Nel 2013 sono aumentati del 26% gli allarmi alimentari in Italia dove quello del cibo low cost è l’unico settore a registrare un aumento delle vendite per effetto della crisi. È quanto emerge dal primo dossier sui “Rischi dei cibi low cost” presentato dalla Coldiretti a Bruxelles, dal quale si evidenzia nel primo trimestre dell’anno un balzo record nel numero di notifiche nazionali al sistema di allerta comunitario per la prevenzione dei rischi alimentari, rispetto allo stesso periodo di 5 anni fa, prima dell’inizio della crisi. A differenza di quanto è accaduto per tutti gli altri settori dall’abbigliamento alle automobili, in cui gli italiani hanno rinunciato agli acquisti, per l’alimentare, che va in tavola tutti i giorni, questo non è possibile, almeno oltre un certo limite, ma si è verificato un sensibile spostamento verso i prodotti a basso costo per cercare comunque di risparmiare.

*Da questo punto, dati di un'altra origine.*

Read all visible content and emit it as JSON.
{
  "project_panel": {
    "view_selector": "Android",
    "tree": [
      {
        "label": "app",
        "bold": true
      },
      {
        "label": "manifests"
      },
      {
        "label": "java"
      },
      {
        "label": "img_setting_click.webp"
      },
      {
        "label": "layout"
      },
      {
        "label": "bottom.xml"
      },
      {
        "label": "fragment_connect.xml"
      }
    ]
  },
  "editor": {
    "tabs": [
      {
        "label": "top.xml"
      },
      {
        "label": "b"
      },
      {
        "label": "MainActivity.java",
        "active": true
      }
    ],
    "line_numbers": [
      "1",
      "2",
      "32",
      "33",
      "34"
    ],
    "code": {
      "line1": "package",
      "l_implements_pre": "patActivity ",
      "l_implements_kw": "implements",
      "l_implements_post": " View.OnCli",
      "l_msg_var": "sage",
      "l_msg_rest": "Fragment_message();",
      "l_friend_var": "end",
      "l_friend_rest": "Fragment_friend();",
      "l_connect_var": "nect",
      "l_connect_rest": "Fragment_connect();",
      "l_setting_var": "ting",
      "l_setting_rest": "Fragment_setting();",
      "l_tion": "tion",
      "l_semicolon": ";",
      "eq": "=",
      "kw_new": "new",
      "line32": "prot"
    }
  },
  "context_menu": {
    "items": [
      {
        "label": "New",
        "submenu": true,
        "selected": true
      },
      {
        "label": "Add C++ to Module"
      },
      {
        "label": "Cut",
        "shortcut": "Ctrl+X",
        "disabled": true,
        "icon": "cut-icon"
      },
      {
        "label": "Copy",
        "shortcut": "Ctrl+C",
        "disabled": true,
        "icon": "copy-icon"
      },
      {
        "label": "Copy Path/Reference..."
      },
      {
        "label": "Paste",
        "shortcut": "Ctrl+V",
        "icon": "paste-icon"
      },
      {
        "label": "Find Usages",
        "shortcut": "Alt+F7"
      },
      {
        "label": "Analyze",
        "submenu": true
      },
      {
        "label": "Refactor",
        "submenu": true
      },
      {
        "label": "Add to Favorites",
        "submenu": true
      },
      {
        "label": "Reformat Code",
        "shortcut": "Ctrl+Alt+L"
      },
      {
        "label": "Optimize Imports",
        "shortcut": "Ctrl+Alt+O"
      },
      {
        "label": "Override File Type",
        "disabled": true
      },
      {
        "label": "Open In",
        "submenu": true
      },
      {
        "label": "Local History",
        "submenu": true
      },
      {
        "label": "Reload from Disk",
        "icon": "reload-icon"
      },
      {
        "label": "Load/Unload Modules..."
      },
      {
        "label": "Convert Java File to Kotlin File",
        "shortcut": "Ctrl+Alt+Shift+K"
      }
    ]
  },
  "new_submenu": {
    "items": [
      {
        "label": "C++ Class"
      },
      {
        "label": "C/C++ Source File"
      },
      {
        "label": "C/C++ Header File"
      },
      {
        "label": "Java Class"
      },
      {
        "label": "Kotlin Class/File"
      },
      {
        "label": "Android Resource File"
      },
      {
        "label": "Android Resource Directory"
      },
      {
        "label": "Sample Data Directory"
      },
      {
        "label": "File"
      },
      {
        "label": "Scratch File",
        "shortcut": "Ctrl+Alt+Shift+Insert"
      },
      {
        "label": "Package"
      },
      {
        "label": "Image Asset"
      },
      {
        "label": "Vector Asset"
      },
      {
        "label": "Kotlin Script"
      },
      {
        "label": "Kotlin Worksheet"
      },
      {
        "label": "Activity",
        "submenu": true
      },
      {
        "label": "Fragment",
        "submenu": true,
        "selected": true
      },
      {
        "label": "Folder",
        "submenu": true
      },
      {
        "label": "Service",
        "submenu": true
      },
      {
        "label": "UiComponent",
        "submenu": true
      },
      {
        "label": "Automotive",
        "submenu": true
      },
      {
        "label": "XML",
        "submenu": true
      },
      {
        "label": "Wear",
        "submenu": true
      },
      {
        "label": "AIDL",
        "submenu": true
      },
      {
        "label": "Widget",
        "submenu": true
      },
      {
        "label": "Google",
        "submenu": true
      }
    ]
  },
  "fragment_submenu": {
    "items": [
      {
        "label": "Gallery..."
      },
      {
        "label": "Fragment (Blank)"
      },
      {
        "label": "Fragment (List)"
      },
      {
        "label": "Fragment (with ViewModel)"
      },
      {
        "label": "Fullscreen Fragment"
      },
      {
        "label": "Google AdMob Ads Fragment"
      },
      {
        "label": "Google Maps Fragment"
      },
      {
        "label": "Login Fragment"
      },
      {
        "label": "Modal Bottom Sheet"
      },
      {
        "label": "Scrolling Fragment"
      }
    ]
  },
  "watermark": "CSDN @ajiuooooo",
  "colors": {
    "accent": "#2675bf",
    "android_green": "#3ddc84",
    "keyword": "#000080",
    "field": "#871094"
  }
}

Nel primo trimestre del 2013 le vendite sono aumentate solo nei discount alimentari che hanno fatto segnare un incremento del 2% mentre sono risultate in calo tutte le altre forme distributive fisse al dettaglio. Una tendenza frutto del cambiamento dei consumi delle famiglie italiane che per gli alimentari e bevande nel 2012 sono scesi a 117 miliardi, con un calo del 6,3% dal 2008. Una storica inversione di tendenza provocata dall’aumento degli acquisti di “cibo low cost” con oltre sei famiglie italiane su dieci (62,3%) che hanno tagliato quantità e qualità degli alimenti privilegiando nell’acquisto prodotti offerti spesso a prezzi troppo bassi per essere sinceri, che rischiano di avere un impatto sulla salute.

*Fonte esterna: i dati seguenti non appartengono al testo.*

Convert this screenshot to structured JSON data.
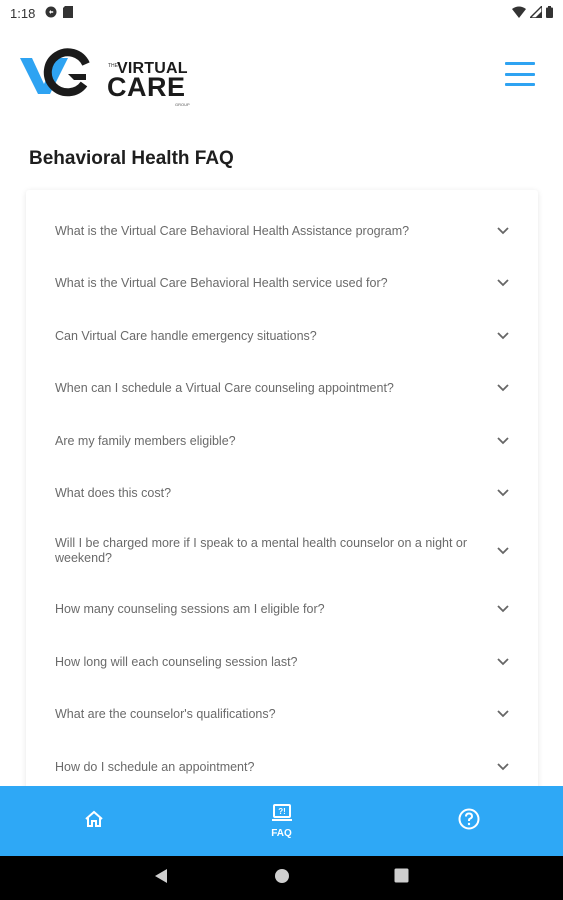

«Dietro questi prodotti spesso si nascondono infatti ricette modificate, l’uso di ingredienti di minore qualità o metodi di produzione alternativi», ha affermato il presidente della Coldiretti, Sergio Marini, nel sottolineare che «verificare sempre gli ingredienti e la provenienza in etichetta, preferire l’acquisto di prodotti freschi o comunque poco elaborati e che non devono aver subito lunghi trasporti, diffidare dei prodotti che costano troppo poco come certi extravergini che non coprono neanche il costo della raccolta, sono alcuni dei consigli da seguire».

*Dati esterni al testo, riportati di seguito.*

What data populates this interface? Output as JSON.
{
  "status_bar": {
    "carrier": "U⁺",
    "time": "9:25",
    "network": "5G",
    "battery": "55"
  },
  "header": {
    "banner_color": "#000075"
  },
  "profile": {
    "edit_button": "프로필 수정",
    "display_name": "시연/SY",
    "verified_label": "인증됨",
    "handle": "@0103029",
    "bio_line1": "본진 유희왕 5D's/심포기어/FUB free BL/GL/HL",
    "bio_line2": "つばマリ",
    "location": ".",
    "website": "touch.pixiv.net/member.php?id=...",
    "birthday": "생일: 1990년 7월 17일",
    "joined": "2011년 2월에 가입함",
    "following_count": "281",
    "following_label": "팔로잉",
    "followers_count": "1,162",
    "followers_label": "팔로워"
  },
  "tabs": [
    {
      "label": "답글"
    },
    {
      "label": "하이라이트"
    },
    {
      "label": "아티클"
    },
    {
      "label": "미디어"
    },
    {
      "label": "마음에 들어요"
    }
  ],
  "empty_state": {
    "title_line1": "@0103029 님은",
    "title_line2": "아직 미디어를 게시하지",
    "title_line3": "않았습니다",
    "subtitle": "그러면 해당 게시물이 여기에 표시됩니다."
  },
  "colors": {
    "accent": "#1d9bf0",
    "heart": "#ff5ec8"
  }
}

In Ue 8 allarmi su 10 da cibi extracomunitari
L’80% degli allarmi alimentari è stato provocato da prodotti a basso costo provenienti da Paesi fuori dall’Unione europea. Nel 2012, in base al sistema di allerta comunitario per la prevenzione dei rischi alimentari, a salire sul podio sono stati nell’ordine la Cina, l’India e la Turchia. Nazioni dalle quali provengono ingredienti e alimenti che possono essere offerti a basso prezzo anche per le diverse regole sanitarie e ambientali in vigore, oltre che per lo sfruttamento della manodopera. La relazione sul sistema di allerta rapido sui rischi alimentari nell’Unione europa ha registrato allarmi sull’importazione di nocciole e pistacchi dalla Turchia, contaminati per la presenza di muffe e aflatossine e spesso utilizzati per snack low cost.
Ma nel 2012 sono anche aumentate del 38% le importazioni in Italia di miele naturale dalla Cina per un totale di 1,7 milioni di chili, a fronte di una produzione nazionale stimata in 8 milioni di chili. Dopo che la scoperta di antibiotici nella produzione cinese aveva di fatto azzerato gli arrivi in Europa adesso un nuovo allarme riguarda il rischio della contaminazione da organismi geneticamente modificati (Ogm) che non sono autorizzati nel Vecchio Continente. Un problema che riguarda pure il riso importato dalla Cina, ma anche dagli Usa che ha aumentato l’export verso l’Italia del 12% nel 2012, dopo che nel passato era scoppiato lo scandalo dell’importazione illegale in tutto il mondo di riso geneticamente modificato non autorizzato.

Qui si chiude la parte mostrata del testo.